В ноябре 1850 года появился сдвоенный, пятый-шестой, номер «Новой Рейнской газеты». Издание журнала отныне прекращалось. Реакция продолжала свой победный марш по Европе.
В последнем политико-экономическом обзоре за полугодие Маркс и Энгельс, говоря о причинах поражения революции, связывали их с экономическим подъемом в главных европейских государствах.
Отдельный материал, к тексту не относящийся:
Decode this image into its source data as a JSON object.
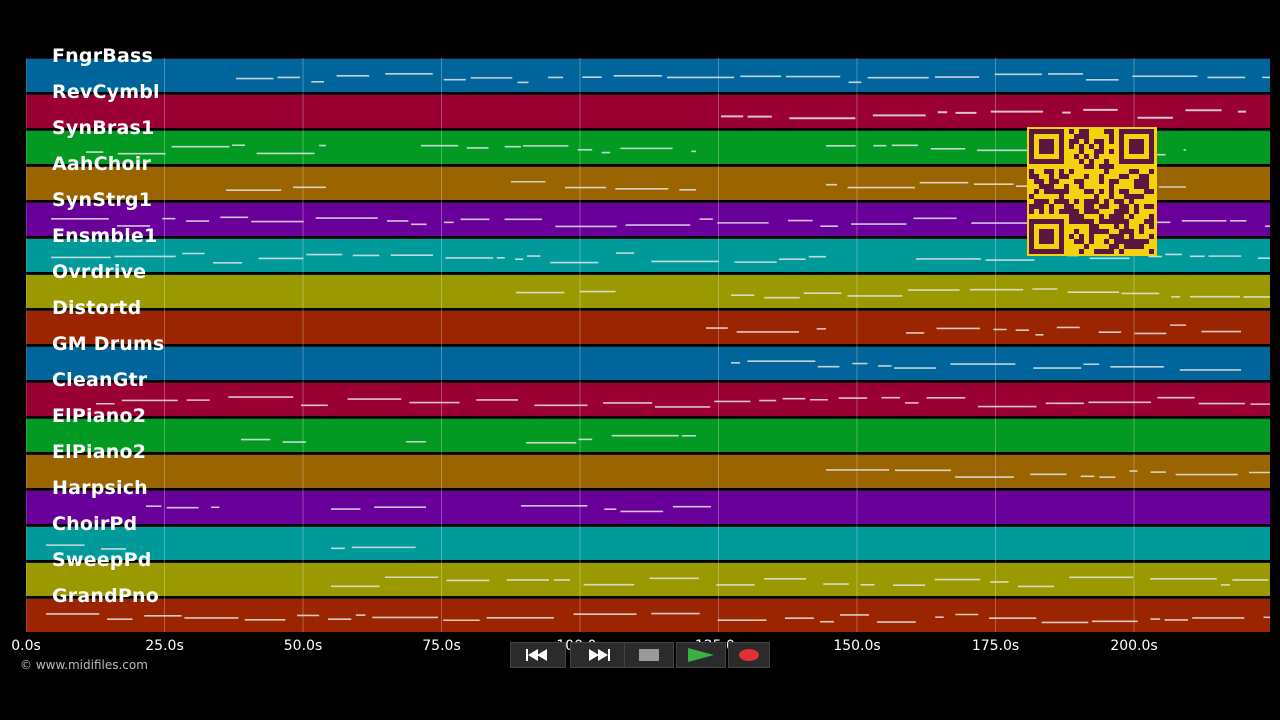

В это же время Мадзини, Ледрю-Роллен, Руге в своем воззвании писали, что сумерки, опустившиеся на Европу, объясняются честолюбием и завистью отдельных вождей.
Глава вторая
Остров в тумане
Был теплый ветреный летний день. Фридрих после скучного рабочего дня в конторе бумагопрядильной фабрики «Эрмен и Энгельс» шел по улицам Манчестера. Старый промышленный город был грязен. Ветер поднимал и кружил тряпки, бумагу и мелкий сор, валявшийся в изобилии на мостовой.
По знакомым переулкам Энгельс направился на окраину и очутился на большой дороге, соединяющей Манчестер с промышленными городами Бирмингемом и Шеффилдом, а также с пастушьим Йоркширом и далекой Шотландией.